Sunday, 15 April 2012

Fiction vs Based on a True Story

I read a column in the Globe and Mail talking about the cathartic effect of sad stories.  We read or watch sad fiction and often walk away feeling better.  We feel sympathetic to the characters but feel better about our own lives or resolved for improvement.  However, when the story is real, such as the murder of little Tori Stafford or the torture of women in the Middle East, we don’t get the inspirational effect.  Often, it makes the world seem more frightening and out of control.  It is only when the “real” story is packaged in an inspirational framework that we can start to feel better.  Hence those five magic words: based on a true story.

I’m one of those people who actually have trouble when I know the story is true (or based on something true).  I’ve been refusing to watch the little dramatic re-enactments of the tragic last moments of doomed passengers aboard the Titanic.  While I’m curious about some of the research and quite enjoyed some of the stories about people dealing with the tragedy, I don’t like getting involved in someone’s life and knowing they’re going to die.

My husband likes to amuse himself by coming up with backstories for the nameless victims in action films so that I’ll feel bad about them, too.  The bad guys will kill a guard and he’ll start talking about how the guy secretly wanted to be a painter and had all these folios stashed in a storage locker that his family will never know about.

This is probably the main reason I don’t like horror films.  You know the people you’re getting involved with are going to die.  That’s the reason they’re on screen.

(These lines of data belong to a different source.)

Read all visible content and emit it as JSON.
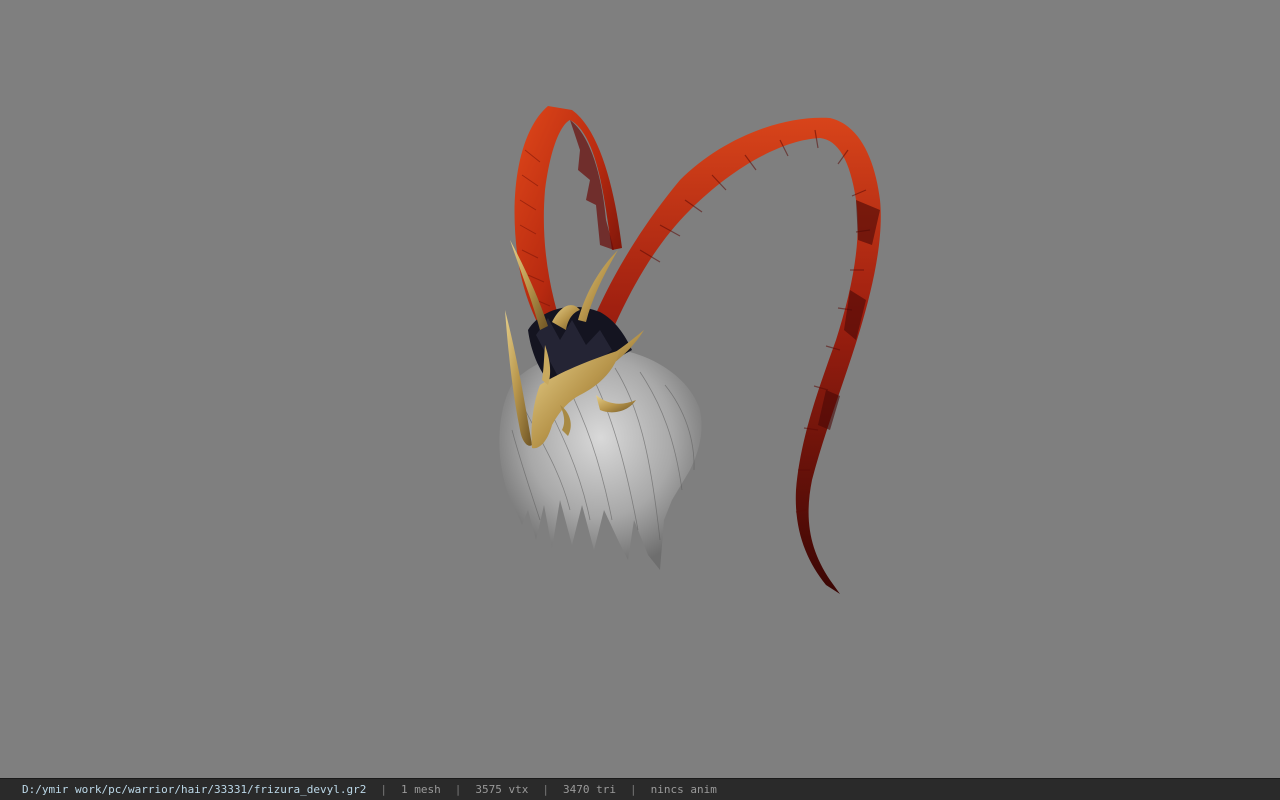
{
  "viewer": {
    "background_color": "#7f7f7f",
    "model": {
      "description_icon": "hair-model-icon"
    }
  },
  "status_bar": {
    "file_path": "D:/ymir work/pc/warrior/hair/33331/frizura_devyl.gr2",
    "separator": "|",
    "mesh_count": "1 mesh",
    "vertex_count": "3575 vtx",
    "triangle_count": "3470 tri",
    "animation": "nincs anim"
  }
}
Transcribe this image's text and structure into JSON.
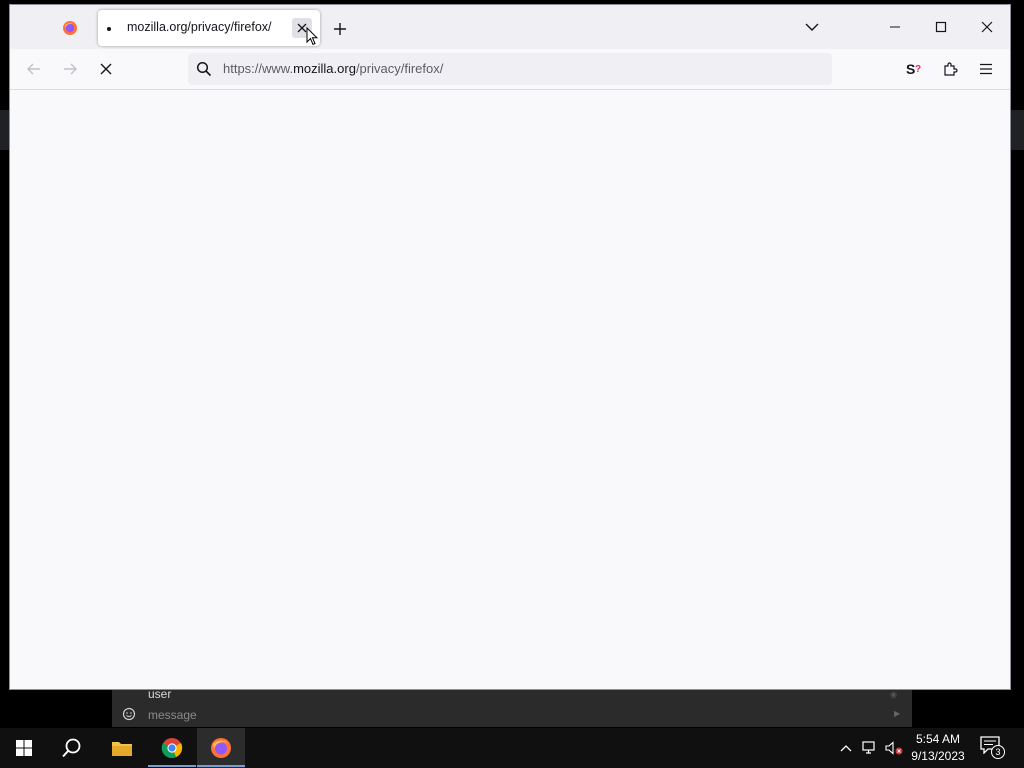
{
  "browser": {
    "tabs": [
      {
        "label": "",
        "pinned": true,
        "icon": "firefox-icon"
      },
      {
        "label": "mozilla.org/privacy/firefox/",
        "active": true,
        "loading": true
      }
    ],
    "url": {
      "prefix": "https://www.",
      "host": "mozilla.org",
      "path": "/privacy/firefox/"
    },
    "icons": [
      "back-icon",
      "forward-icon",
      "stop-icon",
      "search-icon",
      "extension-s-icon",
      "extensions-puzzle-icon",
      "app-menu-icon",
      "list-all-tabs-icon",
      "new-tab-icon",
      "minimize-icon",
      "maximize-icon",
      "close-icon"
    ]
  },
  "chat": {
    "user_label": "user",
    "message_placeholder": "message"
  },
  "taskbar": {
    "apps": [
      "start-icon",
      "search-icon",
      "file-explorer-icon",
      "chrome-icon",
      "firefox-icon"
    ],
    "time": "5:54 AM",
    "date": "9/13/2023",
    "notification_count": "3"
  },
  "colors": {
    "content_bg": "#f9f9fb",
    "tabbar_bg": "#f0f0f4",
    "taskbar_bg": "#101010",
    "accent": "#7a9ccc"
  }
}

Ironically, I can deal with quite violent films as long as I believe there’s a reason for it.  I love the movie 300, even though it’s every bit as gory as Sin City by the same director.  Sin City is one I won’t watch again because the violence doesn’t go anywhere.  In 300, they’re defending their home against an invading army.  They die just the same but it’s a meaningful death.  (I’ll be honest and admit that the lovely scenery of Gerard Butler and the other Spartans in a few strategically placed strips of leather also factors into my enjoyment.)

Further irony.  The battle of the Spartans at Thermopylae is historically based, at least as much as the inspirational miniseries that begin with “based on a true story”.  Whereas Sin City is entirely fictional.  Meaning is important.  Life doesn’t often have meaning.  Bad things happen to good people.  Worthy people get trampled down by events and can’t get back up.  Bad people prosper at others’ expense.

That’s why we have stories.  To keep our hopes up that maybe, sometimes, if we really believe, things will work out.  To misquote JMS, there will be good guys, there will be bad guys and the bad guys will make a satisfying thump when they hit the floor.